As to the limitation of the extent of the liability, the Civil Code provides for certain rules regarding the liability of the parties to a contract(3), but indicates that the parties may modify these rules by mutual agreement. Since Article 1522 of the Civil Code expressly prohibits forgiveness of wilful misconduct the parties to a contract may agree on the extent of its liability, but they will always be liable for wilful misconduct.

In accordance with these rules, one may conclude the following under Colombian civil and commercial law:

  • It is legally possible to limit the degree of liability of one of the parties under an agreement, provided that such limitation does not imply a forgiveness of wilful misconduct and that the law does not expressly prohibit the limitation.

  • Even in the case of wilful misconduct, the breaching party will only be liable for the damages that are a direct and immediate consequence of the breach. Therefore, there is no obligation to indemnify for indirect or punitive damages.

  • Loss of profits is considered direct damages (ie, the loss must arise as a direct and immediate consequence of the breach). Therefore, they may be excluded, except in case of wilful misconduct.

  • Consequential damages may be validly excluded.

With respect to the limitation of the amount of the liability, Article 16 of Law 446 of 1998 provides that in any judicial or arbitral proceeding the valuation of damages must result in an equitable and integral repair thereof. This provision has been interpreted by some commentators to mean that one of the parties cannot validly limit the amount of damages to which the other party may be entitled. However, following these rules, if the parties have limited the amount of the liability a judge would have to follow the agreement of the parties unless:

  • there is wilful misconduct;

  • the limitation is expressly prohibited by law(4); or

  • the amount agreed as the limit of the damages is so low that it voids the right to an indemnity.

Penalty clauses are also permitted. One of the categories of clause is deemed an advanced liquidation of damages (not exactly a limitation on the amount of the damages). Pursuant to Article 1592 and following of the Civil Code, as interpreted by Colombian jurisprudence and doctrine, there are three different types of penalty clauses:

  • Penalty clauses as sanctions for delay. This type of penalty clause is payable in case of breach of contract or delay in the performance of an obligation. If expressly agreed in the given clause, it is payable without prejudice of the right of the non-breaching party to claim, in addition to the penalty, the performance of the contract or the termination thereof, in both cases with indemnification for damages.

  • Penalty clauses as guarantees. In this case, a third party undertakes to pay a penalty in case of breach of contract or delay in the performance of the obligations of one of the parties to an agreement.

  • Penalty clause as advanced liquidation of damages. Under this type of penalty clause, the parties agree to a sum for damages so that the sum to be paid for damages by either party in case of breach of contract would be the sum provided for in the contract. In this case, neither the party who has to pay the damages in case of breach could not claim that the real amount of the damages is lower; nor could the non-breaching party claim that the real amount of damages is higher.
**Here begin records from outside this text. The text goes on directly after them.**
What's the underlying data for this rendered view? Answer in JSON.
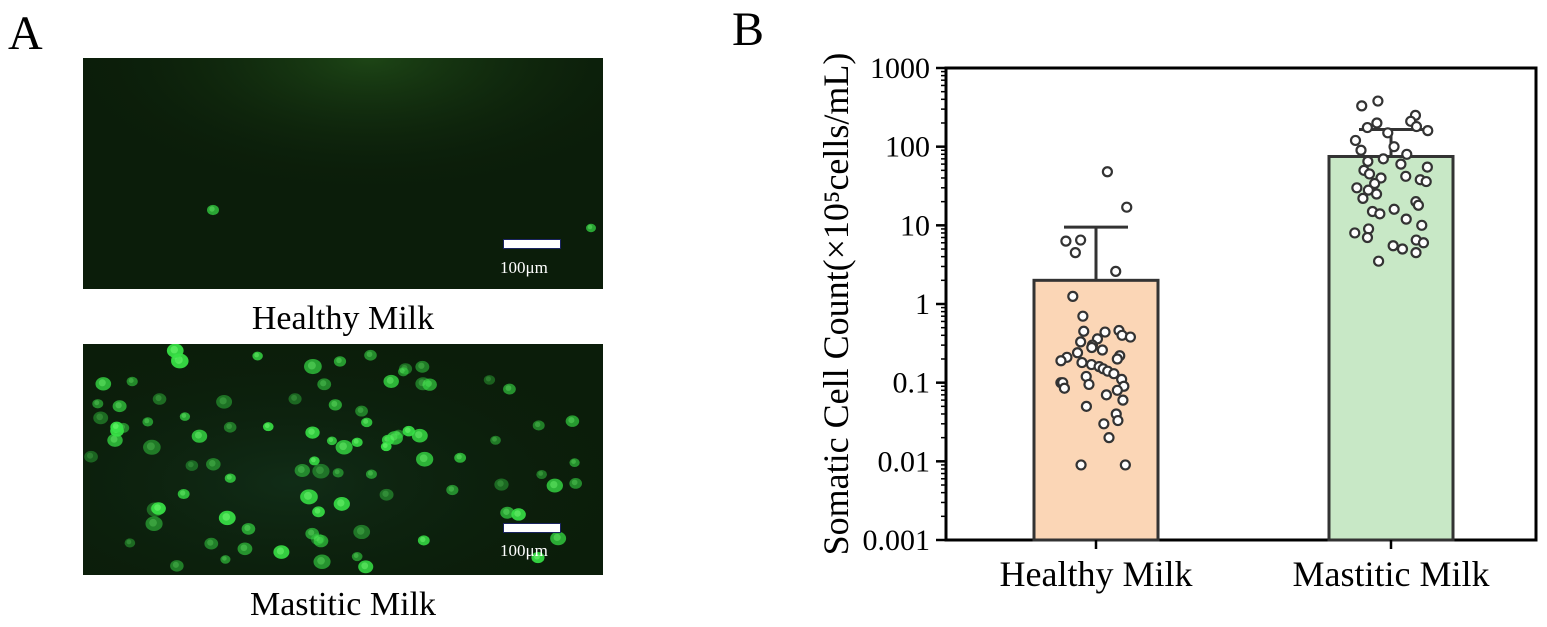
{
  "panel_a": {
    "letter": "A",
    "images": [
      {
        "caption": "Healthy Milk",
        "scale_label": "100μm"
      },
      {
        "caption": "Mastitic Milk",
        "scale_label": "100μm"
      }
    ],
    "colors": {
      "background": "#0b1d0a",
      "cell": "#38e046"
    }
  },
  "panel_b": {
    "letter": "B"
  },
  "chart_data": {
    "type": "bar",
    "categories": [
      "Healthy Milk",
      "Mastitic Milk"
    ],
    "values": [
      2.0,
      75
    ],
    "error_upper": [
      9.5,
      165
    ],
    "bar_colors": [
      "#fbd6b6",
      "#c8e8c6"
    ],
    "ylabel": "Somatic Cell Count(×10⁵cells/mL)",
    "yscale": "log",
    "ylim": [
      0.001,
      1000
    ],
    "yticks": [
      {
        "value": 0.001,
        "label": "0.001"
      },
      {
        "value": 0.01,
        "label": "0.01"
      },
      {
        "value": 0.1,
        "label": "0.1"
      },
      {
        "value": 1,
        "label": "1"
      },
      {
        "value": 10,
        "label": "10"
      },
      {
        "value": 100,
        "label": "100"
      },
      {
        "value": 1000,
        "label": "1000"
      }
    ],
    "grid": false,
    "points": [
      [
        48,
        17,
        6.5,
        6.3,
        4.5,
        2.6,
        1.25,
        0.7,
        0.46,
        0.45,
        0.44,
        0.4,
        0.38,
        0.36,
        0.33,
        0.3,
        0.28,
        0.26,
        0.24,
        0.22,
        0.21,
        0.2,
        0.19,
        0.18,
        0.17,
        0.16,
        0.15,
        0.14,
        0.13,
        0.12,
        0.11,
        0.1,
        0.1,
        0.095,
        0.09,
        0.085,
        0.08,
        0.07,
        0.06,
        0.05,
        0.04,
        0.033,
        0.03,
        0.02,
        0.009,
        0.009
      ],
      [
        380,
        330,
        250,
        210,
        200,
        180,
        175,
        160,
        150,
        120,
        100,
        90,
        80,
        70,
        65,
        60,
        55,
        50,
        45,
        42,
        40,
        38,
        36,
        34,
        30,
        28,
        25,
        22,
        20,
        18,
        16,
        15,
        14,
        12,
        10,
        9,
        8,
        7,
        6.5,
        6,
        5.5,
        5,
        4.5,
        3.5
      ]
    ]
  }
}
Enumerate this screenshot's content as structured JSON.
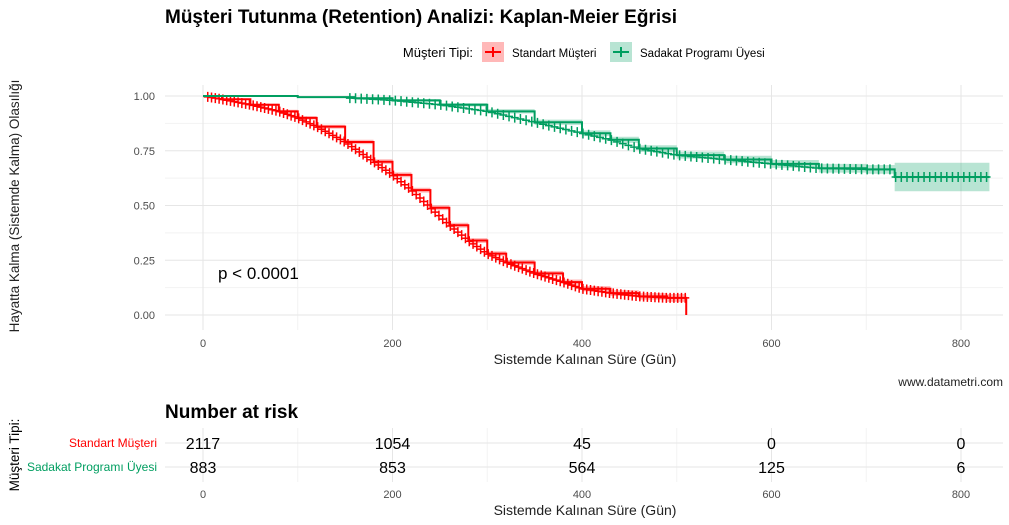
{
  "chart_data": {
    "type": "line",
    "title": "Müşteri Tutunma (Retention) Analizi: Kaplan-Meier Eğrisi",
    "xlabel": "Sistemde Kalınan Süre (Gün)",
    "ylabel": "Hayatta Kalma (Sistemde Kalma) Olasılığı",
    "xlim": [
      -40,
      840
    ],
    "ylim": [
      0,
      1
    ],
    "x_ticks": [
      0,
      200,
      400,
      600,
      800
    ],
    "y_ticks": [
      0.0,
      0.25,
      0.5,
      0.75,
      1.0
    ],
    "y_tick_labels": [
      "0.00",
      "0.25",
      "0.50",
      "0.75",
      "1.00"
    ],
    "grid": true,
    "legend": {
      "title": "Müşteri Tipi:",
      "position": "top"
    },
    "annotation": "p < 0.0001",
    "caption": "www.datametri.com",
    "series": [
      {
        "name": "Standart Müşteri",
        "color": "#ff0000",
        "x": [
          0,
          20,
          50,
          80,
          100,
          120,
          150,
          180,
          200,
          220,
          240,
          260,
          280,
          300,
          320,
          350,
          380,
          400,
          430,
          460,
          490,
          510
        ],
        "y": [
          1.0,
          0.985,
          0.96,
          0.93,
          0.9,
          0.86,
          0.79,
          0.7,
          0.64,
          0.57,
          0.49,
          0.41,
          0.34,
          0.28,
          0.24,
          0.19,
          0.15,
          0.12,
          0.1,
          0.085,
          0.078,
          0.078
        ],
        "ci_halfwidth": [
          0,
          0.003,
          0.005,
          0.007,
          0.008,
          0.009,
          0.01,
          0.011,
          0.011,
          0.011,
          0.011,
          0.011,
          0.011,
          0.011,
          0.011,
          0.011,
          0.012,
          0.012,
          0.013,
          0.015,
          0.018,
          0.018
        ],
        "end_drop_to": 0.0
      },
      {
        "name": "Sadakat Programı Üyesi",
        "color": "#009e60",
        "x": [
          0,
          100,
          160,
          200,
          250,
          300,
          350,
          400,
          430,
          460,
          500,
          550,
          600,
          650,
          700,
          730,
          730,
          830
        ],
        "y": [
          1.0,
          0.995,
          0.99,
          0.98,
          0.96,
          0.93,
          0.88,
          0.83,
          0.8,
          0.76,
          0.73,
          0.71,
          0.69,
          0.67,
          0.665,
          0.665,
          0.63,
          0.63
        ],
        "ci_halfwidth": [
          0,
          0.003,
          0.005,
          0.006,
          0.008,
          0.01,
          0.012,
          0.013,
          0.014,
          0.015,
          0.016,
          0.017,
          0.018,
          0.02,
          0.02,
          0.02,
          0.065,
          0.065
        ]
      }
    ]
  },
  "risk_table": {
    "title": "Number at risk",
    "ylabel": "Müşteri Tipi:",
    "xlabel": "Sistemde Kalınan Süre (Gün)",
    "times": [
      0,
      200,
      400,
      600,
      800
    ],
    "rows": [
      {
        "label": "Standart Müşteri",
        "color": "#ff0000",
        "values": [
          "2117",
          "1054",
          "45",
          "0",
          "0"
        ]
      },
      {
        "label": "Sadakat Programı Üyesi",
        "color": "#009e60",
        "values": [
          "883",
          "853",
          "564",
          "125",
          "6"
        ]
      }
    ]
  }
}
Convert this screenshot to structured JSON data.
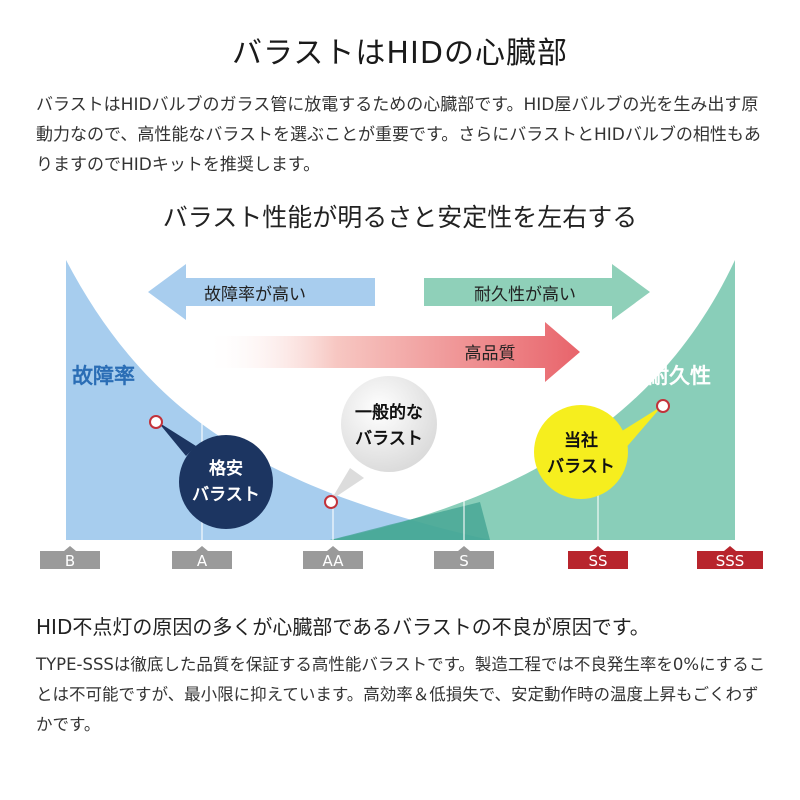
{
  "title": "バラストはHIDの心臓部",
  "intro": "バラストはHIDバルブのガラス管に放電するための心臓部です。HID屋バルブの光を生み出す原動力なので、高性能なバラストを選ぶことが重要です。さらにバラストとHIDバルブの相性もありますのでHIDキットを推奨します。",
  "diagram": {
    "heading": "バラスト性能が明るさと安定性を左右する",
    "arrow_left_label": "故障率が高い",
    "arrow_right_label": "耐久性が高い",
    "quality_arrow_label": "高品質",
    "left_curve_label": "故障率",
    "right_curve_label": "耐久性",
    "bubble_cheap": "格安\nバラスト",
    "bubble_general": "一般的な\nバラスト",
    "bubble_ours": "当社\nバラスト",
    "grades": [
      "B",
      "A",
      "AA",
      "S",
      "SS",
      "SSS"
    ],
    "colors": {
      "failure_blue": "#9fc8ec",
      "durability_green": "#5fbc9f",
      "cheap_navy": "#1c3561",
      "ours_yellow": "#f6ee1e",
      "grade_gray": "#9a9a9a",
      "grade_red": "#b8252d",
      "marker_red": "#c2323a"
    }
  },
  "bottom_heading": "HID不点灯の原因の多くが心臓部であるバラストの不良が原因です。",
  "bottom_text": "TYPE-SSSは徹底した品質を保証する高性能バラストです。製造工程では不良発生率を0%にすることは不可能ですが、最小限に抑えています。高効率＆低損失で、安定動作時の温度上昇もごくわずかです。"
}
For further information on this topic please contact Eduardo Zuleta at Zuleta, Garrido, Araque & Jaramillo Abogados by telephone (+571 310 6614) or by fax (+571 310 6286) or by e-mail ([email protected]).


(1) Civil Code, Article 1614.

(2) Civil Code, Articles 1614 and 1522.

(3) Article 1604 of the Civil Code provides that the debtor shall be only liable for wilful misconduct in contracts that only benefit the creditor, for ordinary negligence in contracts that benefit both parties and for slight negligence in contracts that only benefit the debtor.

(4) Certain provisions of the Commercial Code on transportation agreements forbid clauses limiting liability of the transporter.